Files saved in the AWS S3 bucket will be named <task_name>.<randomized_unique_identifier>.<file_format>.  A randomized unique identifier is used to ensure there are no file naming collisions when saving to the S3 bucket. Using the above configuration example, a file would be named s3_agent_subscribe.00b470b7-901c-4447-9316-023a265d632f.json.

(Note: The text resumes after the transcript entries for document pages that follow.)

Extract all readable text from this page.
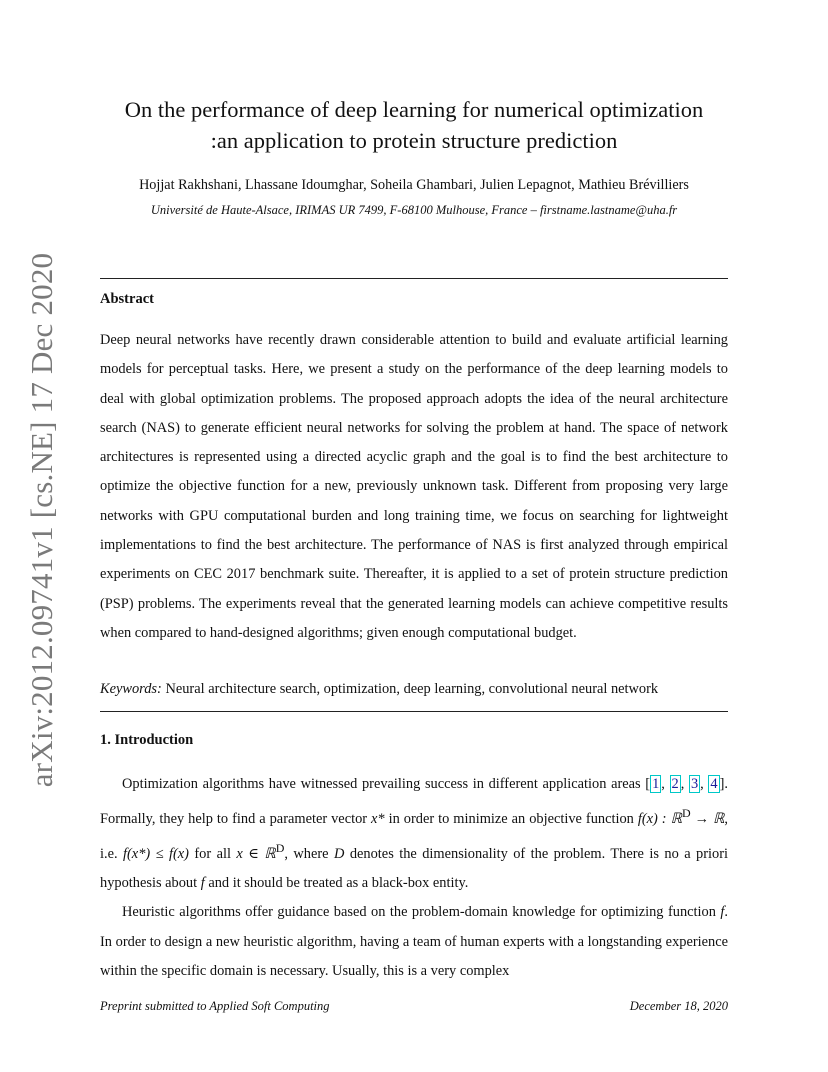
arXiv:2012.09741v1 [cs.NE] 17 Dec 2020
On the performance of deep learning for numerical optimization
:an application to protein structure prediction

Hojjat Rakhshani, Lhassane Idoumghar, Soheila Ghambari, Julien Lepagnot, Mathieu Brévilliers

Université de Haute-Alsace, IRIMAS UR 7499, F-68100 Mulhouse, France – firstname.lastname@uha.fr

Abstract

Deep neural networks have recently drawn considerable attention to build and evaluate artificial learning models for perceptual tasks. Here, we present a study on the performance of the deep learning models to deal with global optimization problems. The proposed approach adopts the idea of the neural architecture search (NAS) to generate efficient neural networks for solving the problem at hand. The space of network architectures is represented using a directed acyclic graph and the goal is to find the best architecture to optimize the objective function for a new, previously unknown task. Different from proposing very large networks with GPU computational burden and long training time, we focus on searching for lightweight implementations to find the best architecture. The performance of NAS is first analyzed through empirical experiments on CEC 2017 benchmark suite. Thereafter, it is applied to a set of protein structure prediction (PSP) problems. The experiments reveal that the generated learning models can achieve competitive results when compared to hand-designed algorithms; given enough computational budget.

Keywords: Neural architecture search, optimization, deep learning, convolutional neural network

1. Introduction

Optimization algorithms have witnessed prevailing success in different application areas [ 1 , 2 , 3 , 4 ]. Formally, they help to find a parameter vector x* in order to minimize an objective function f(x) : ℝ$^D$ → ℝ, i.e. f(x*) ≤ f(x) for all x ∈ ℝ$^D$, where D denotes the dimensionality of the problem. There is no a priori hypothesis about f and it should be treated as a black-box entity.

Heuristic algorithms offer guidance based on the problem-domain knowledge for optimizing function f. In order to design a new heuristic algorithm, having a team of human experts with a longstanding experience within the specific domain is necessary. Usually, this is a very complex

Preprint submitted to Applied Soft Computing	December 18, 2020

(info) NOTE: In this configuration example, your data records will be saved in your AWS S3 bucket as one file. To save each record from your app as an individual file in your AWS S3 bucket, use the following agent.xml configuration example as a guide:

<?xml version="1.0" encoding="UTF-8"?>
<config>
   <agent>
      <share />
      <subscribe>
         <task>
            <task_name>s3_agent_subscribe</task_name>
            <message_connection password="password" user="user">https://<customer>.perspectium.net</message_connection>
    	    <instance_connection password="password" user="user">https://<instance>.service-now.com</instance_connection>   
            <handler>com.perspectium.replicator.file.S3Subscriber</handler>
            <decryption_key>The cow jumped over the moon</decryption_key>
            <access_key>AccessKey</access_key>
            <secret_access_key>SecretAccessKey</secret_access_key>
            <region>us-west-2</region>
            <s3_bucket>examples3bucket</s3_bucket>
            <file_format>json</file_format>
            <file_prefix>record_</file_prefix>
			<file_suffix>.json</file_suffix>
            <one_record_per_file/>
         </task>
      </subscribe>
      <polling_interval>40</polling_interval>
   </agent>
</config>

Saving one record per file supports the following configuration directives:

DirectiveExampleUseRequired?
<file_prefix>

<file_prefix>record_</file_prefix>

(info) NOTE: Use the value $table_$d{yyyyMMdd}_$i to set a dynamic file name where table will be the record's table, yyyyMMdd will be the date format, and i will be file number, i.e. problem_20200530_1.json.

You can modify yyyyMMdd with other date format of your choice. For example, hourly will need a yyyyMMddHH value. For other date format, see Date Format

<file_prefix>$table_$d{yyyyMMdd}_$i</file_prefix>

A prefix for the file name of each record. If this directive is not specified, “psp.replicator.” will be used as the prefix.

(info) NOTE: The time period will be configured in this directory.

No
<file_suffix><file_suffix>.xml</file_suffix>A suffix for the file name of each record. If this directive is not specified, “.json” will be used as the suffix.No

In this case, each record will be saved in its own file named<file_prefix><randomized_unique_identifier><file_suffix>.  Using the above configuration example, a file would be named record_00b470b7-901c-4447-9316-023a265d632f.xml.

Run your AWS S3 Subscriber DataSync Agent

After configuring your agent.xml file to support your AWS S3 Subscriber Agent, start running your DataSync Agent again.